Tanika Gupta’s retelling infuses themes of racial prejudice and scandal, as Hedda clings to a veneer of respectability while concealing her Anglo-Indian parentage. The appearance of an estranged lover bursts Hedda’s humdrum bubble, but the drama our heroine longed for quickly descends into chaos.

Gupta’s reimagining adds further layers of  tension to the already claustrophobic narrative, enhanced by the single-room set designed by Simon Kenny. Hedda’s Indian mother Shona, played with pithy sagacity by Rita Fatania, poses as a maid, constantly reminding Hedda that “the English are the same” as she daubs Hedda with powder. While Hollywood’s Hays Code prohibited people of colour assuming leading roles, the British film industry followed America’s lead and Hedda retired before too many questions were asked.

The London scene that Hedda and her film-director husband George, an affable but oblivious Joe Bannister, inhabit is suffocating, where scandal means ostracism. Casual references to race divisions on planes and people having ‘a touch of the tar brush’ demonstrate the ingrained white elitism of 1940’s England.

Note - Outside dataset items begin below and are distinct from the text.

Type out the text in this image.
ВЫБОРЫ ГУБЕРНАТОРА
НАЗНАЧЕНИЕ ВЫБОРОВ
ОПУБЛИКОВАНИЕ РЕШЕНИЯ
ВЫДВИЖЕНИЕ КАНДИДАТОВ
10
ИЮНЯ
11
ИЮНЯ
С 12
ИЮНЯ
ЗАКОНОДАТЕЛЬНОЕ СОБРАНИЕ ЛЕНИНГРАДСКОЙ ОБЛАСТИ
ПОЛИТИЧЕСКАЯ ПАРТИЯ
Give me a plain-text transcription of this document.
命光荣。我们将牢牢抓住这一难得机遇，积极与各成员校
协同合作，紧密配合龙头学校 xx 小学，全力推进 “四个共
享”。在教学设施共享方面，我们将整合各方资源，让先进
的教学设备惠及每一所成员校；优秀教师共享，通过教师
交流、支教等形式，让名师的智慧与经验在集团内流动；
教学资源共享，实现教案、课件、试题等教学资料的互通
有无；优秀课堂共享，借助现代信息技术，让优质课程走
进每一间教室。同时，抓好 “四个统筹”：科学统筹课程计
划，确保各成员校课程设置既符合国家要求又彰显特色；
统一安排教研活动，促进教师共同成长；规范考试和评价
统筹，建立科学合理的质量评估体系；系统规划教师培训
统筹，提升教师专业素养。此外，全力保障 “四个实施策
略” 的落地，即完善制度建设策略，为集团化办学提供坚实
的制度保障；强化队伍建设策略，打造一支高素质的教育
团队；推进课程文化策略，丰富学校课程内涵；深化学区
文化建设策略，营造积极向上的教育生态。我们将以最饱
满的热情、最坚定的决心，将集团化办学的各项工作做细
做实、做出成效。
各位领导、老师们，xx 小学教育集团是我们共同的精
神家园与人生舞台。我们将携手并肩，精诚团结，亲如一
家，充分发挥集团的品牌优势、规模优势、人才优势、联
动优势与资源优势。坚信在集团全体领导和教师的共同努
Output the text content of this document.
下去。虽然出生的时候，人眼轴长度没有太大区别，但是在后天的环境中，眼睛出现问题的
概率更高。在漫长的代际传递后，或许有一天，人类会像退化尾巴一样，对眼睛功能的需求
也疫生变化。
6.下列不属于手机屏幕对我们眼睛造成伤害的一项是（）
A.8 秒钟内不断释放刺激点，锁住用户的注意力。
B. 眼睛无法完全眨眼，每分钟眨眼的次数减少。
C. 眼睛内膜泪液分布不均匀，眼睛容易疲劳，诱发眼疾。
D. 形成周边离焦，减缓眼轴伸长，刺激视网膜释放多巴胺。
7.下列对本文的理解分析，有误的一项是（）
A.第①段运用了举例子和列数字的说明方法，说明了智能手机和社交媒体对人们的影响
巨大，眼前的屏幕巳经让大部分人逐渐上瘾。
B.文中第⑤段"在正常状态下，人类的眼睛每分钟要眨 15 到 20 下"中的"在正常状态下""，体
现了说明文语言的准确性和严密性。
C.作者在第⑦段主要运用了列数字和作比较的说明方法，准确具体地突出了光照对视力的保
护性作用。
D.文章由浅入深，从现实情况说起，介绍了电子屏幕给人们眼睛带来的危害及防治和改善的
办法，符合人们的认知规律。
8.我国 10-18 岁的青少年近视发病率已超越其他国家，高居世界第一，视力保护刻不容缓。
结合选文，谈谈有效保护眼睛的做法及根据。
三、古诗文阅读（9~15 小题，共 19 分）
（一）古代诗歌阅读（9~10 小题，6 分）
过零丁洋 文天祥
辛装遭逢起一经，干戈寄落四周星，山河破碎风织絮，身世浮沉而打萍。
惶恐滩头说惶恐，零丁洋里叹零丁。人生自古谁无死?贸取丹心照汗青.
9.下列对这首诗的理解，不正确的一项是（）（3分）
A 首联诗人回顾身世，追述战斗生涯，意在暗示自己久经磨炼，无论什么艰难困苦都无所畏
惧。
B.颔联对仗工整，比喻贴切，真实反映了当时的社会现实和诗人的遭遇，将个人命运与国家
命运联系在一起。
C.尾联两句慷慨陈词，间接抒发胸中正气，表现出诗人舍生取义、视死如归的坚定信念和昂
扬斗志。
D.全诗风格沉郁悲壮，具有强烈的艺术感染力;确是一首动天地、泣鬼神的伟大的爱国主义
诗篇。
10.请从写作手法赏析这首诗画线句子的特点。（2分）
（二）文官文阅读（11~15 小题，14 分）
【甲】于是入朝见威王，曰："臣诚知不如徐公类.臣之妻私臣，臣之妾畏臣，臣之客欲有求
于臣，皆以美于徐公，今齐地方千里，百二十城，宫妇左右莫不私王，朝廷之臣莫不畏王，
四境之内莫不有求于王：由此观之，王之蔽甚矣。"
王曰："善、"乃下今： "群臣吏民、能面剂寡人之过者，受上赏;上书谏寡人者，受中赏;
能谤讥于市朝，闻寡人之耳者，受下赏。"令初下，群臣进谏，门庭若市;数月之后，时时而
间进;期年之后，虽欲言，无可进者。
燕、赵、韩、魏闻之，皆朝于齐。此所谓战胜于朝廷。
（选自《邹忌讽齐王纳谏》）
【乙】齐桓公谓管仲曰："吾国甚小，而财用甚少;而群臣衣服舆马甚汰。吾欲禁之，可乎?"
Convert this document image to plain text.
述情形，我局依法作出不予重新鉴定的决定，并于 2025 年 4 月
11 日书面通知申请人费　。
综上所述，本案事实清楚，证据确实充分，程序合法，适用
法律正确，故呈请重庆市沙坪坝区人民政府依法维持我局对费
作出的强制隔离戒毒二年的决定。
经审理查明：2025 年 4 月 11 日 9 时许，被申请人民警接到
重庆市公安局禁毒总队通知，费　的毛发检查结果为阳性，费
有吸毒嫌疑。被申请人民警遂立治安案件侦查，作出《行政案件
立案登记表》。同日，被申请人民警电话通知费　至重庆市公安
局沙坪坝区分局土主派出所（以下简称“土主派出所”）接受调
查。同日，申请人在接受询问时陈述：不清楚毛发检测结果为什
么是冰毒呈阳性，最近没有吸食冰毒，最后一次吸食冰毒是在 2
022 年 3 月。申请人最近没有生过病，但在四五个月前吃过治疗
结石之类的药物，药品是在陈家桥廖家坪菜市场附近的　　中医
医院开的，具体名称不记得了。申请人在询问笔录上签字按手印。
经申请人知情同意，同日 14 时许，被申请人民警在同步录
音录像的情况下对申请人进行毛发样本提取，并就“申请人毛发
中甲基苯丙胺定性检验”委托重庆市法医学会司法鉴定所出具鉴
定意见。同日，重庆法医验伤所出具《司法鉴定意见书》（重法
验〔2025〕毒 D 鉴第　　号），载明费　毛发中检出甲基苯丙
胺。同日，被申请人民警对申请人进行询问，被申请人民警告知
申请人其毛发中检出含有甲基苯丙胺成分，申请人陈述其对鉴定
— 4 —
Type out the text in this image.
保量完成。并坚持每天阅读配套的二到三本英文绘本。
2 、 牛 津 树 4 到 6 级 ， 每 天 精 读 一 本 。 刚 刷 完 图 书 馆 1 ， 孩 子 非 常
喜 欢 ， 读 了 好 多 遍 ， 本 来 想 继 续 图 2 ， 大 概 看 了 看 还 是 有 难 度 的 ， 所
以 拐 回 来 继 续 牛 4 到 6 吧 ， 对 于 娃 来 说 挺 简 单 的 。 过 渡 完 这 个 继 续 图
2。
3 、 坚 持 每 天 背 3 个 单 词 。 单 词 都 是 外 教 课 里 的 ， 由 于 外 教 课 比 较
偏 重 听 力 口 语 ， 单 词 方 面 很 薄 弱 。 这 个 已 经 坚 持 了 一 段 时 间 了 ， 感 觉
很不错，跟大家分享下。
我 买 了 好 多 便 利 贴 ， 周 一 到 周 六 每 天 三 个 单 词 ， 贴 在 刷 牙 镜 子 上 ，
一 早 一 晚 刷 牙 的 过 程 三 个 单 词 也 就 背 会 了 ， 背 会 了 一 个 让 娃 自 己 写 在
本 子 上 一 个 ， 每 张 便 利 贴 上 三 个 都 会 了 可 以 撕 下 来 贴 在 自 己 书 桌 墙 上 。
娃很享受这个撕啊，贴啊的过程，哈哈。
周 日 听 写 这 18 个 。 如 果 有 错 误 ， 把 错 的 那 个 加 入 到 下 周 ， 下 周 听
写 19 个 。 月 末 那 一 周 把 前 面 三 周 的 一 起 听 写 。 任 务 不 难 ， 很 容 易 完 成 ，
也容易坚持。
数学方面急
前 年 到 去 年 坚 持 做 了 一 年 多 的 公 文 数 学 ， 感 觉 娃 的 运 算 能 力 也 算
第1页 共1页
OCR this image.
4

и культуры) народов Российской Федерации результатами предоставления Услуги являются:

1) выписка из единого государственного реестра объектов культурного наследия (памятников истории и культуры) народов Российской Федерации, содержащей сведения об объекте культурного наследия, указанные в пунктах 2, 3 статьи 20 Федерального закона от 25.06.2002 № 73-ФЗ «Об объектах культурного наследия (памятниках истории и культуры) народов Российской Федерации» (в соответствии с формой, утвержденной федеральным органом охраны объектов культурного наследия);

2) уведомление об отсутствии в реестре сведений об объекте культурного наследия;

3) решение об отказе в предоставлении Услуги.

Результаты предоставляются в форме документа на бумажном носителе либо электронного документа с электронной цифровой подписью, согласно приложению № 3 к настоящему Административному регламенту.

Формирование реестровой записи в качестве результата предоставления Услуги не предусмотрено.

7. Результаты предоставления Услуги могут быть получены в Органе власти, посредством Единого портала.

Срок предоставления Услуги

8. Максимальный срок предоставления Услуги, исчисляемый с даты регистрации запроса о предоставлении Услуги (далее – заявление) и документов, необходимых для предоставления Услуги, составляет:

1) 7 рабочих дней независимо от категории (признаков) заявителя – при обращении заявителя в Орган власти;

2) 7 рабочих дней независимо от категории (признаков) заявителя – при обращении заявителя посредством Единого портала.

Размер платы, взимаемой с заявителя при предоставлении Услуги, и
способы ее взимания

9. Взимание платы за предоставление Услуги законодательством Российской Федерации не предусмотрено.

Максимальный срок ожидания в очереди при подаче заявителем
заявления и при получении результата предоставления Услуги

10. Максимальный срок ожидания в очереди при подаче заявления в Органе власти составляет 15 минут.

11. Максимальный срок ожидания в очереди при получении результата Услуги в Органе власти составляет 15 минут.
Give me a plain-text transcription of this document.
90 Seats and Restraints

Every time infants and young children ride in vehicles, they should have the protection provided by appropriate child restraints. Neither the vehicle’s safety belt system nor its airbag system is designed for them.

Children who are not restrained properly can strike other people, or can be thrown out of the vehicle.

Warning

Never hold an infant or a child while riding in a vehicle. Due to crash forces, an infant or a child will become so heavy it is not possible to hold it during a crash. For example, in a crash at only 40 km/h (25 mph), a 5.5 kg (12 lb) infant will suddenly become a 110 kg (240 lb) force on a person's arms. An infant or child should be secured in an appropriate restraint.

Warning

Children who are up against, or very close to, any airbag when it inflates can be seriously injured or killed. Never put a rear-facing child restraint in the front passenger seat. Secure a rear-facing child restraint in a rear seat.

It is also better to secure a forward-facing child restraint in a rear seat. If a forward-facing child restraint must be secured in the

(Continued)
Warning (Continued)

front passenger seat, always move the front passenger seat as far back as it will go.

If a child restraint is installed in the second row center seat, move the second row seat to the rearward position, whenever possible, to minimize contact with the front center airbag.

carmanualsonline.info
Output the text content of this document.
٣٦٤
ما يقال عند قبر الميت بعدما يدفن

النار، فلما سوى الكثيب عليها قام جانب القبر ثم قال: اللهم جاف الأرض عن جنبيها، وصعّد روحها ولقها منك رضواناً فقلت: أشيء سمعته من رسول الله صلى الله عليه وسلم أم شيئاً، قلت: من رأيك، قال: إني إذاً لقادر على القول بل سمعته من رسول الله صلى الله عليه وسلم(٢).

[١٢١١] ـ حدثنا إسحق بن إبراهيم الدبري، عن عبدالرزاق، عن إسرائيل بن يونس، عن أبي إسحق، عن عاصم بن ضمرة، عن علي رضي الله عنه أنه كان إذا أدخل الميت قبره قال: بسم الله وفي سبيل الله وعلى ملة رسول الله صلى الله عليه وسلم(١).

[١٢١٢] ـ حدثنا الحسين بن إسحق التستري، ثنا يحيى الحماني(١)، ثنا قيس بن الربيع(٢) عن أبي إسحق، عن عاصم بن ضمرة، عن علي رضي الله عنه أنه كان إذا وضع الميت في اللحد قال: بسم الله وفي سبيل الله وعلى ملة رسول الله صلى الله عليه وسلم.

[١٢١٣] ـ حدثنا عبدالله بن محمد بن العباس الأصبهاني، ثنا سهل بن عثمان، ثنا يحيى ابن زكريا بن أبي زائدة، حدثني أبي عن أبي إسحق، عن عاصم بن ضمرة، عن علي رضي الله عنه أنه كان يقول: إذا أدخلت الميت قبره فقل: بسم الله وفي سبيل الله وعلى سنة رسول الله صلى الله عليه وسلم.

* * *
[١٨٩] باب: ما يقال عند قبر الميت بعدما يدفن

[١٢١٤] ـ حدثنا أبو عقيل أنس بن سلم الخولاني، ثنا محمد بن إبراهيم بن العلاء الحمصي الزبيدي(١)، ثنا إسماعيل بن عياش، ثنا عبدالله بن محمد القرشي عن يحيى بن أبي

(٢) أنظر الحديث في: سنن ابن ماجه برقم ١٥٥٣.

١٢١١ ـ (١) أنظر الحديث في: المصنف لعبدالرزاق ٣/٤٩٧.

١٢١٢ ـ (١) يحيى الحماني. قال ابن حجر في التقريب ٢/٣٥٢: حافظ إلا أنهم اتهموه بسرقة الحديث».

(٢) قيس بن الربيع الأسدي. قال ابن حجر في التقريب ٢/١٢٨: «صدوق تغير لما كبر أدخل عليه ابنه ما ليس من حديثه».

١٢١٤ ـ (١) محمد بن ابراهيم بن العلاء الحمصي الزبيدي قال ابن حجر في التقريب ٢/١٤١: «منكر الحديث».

The sense of displacement is acute, three years since the end of the war and one since Indian independence. This is most palpable in the lead and Pearl Chanda’s Hedda is mesmerising. She radiates contempt and desire in equal measure, although her English boarding school upbringing means this bubbles beneath a diaphanous veil of courtesy. George’s Aunt Julia (Caroline Harker) speaks longingly of India through the lens of a coloniser, mentioning her multiple servants and lavish trips.

In-keeping with Ibsen’s realist work, the play is dialogue heavy, with a sense of urgency and ennui which is captured well by director Hettie Macdonald. Every interaction is measured, as Hedda’s backstory is gradually revealed to the audience. Aside from Shona, the only person who knows Hedda’s ancestry is the prodigal playwright Leonard, an earnest Jake Mann, who is also mixed race, but white-passing. Recovering from shellshock, he has poured his soul into a weighty manuscript based on Hedda’s life, the very existence of which threatens to expose our heroine.

This new production delves into the experience of the other. Hedda longs to “consume the world whole” but her wings are clipped not only by her sex, but by her race and stifling class constructs. Achieving her goals has always been dependent upon men appreciating her beauty, such as the lecherous John Brack, played with sleazy charm, by Milo Twomey, who attempts to extort Hedda upon learning her secret. With multiple twists and insightful traverses into the racial-social politics of the time, Gupta’s new work shows how much the world has changed since Ibsen’s original work, and how much it has stayed exactly the same.

Hedda is showing at the Orange Tree Theatre until Nov 22.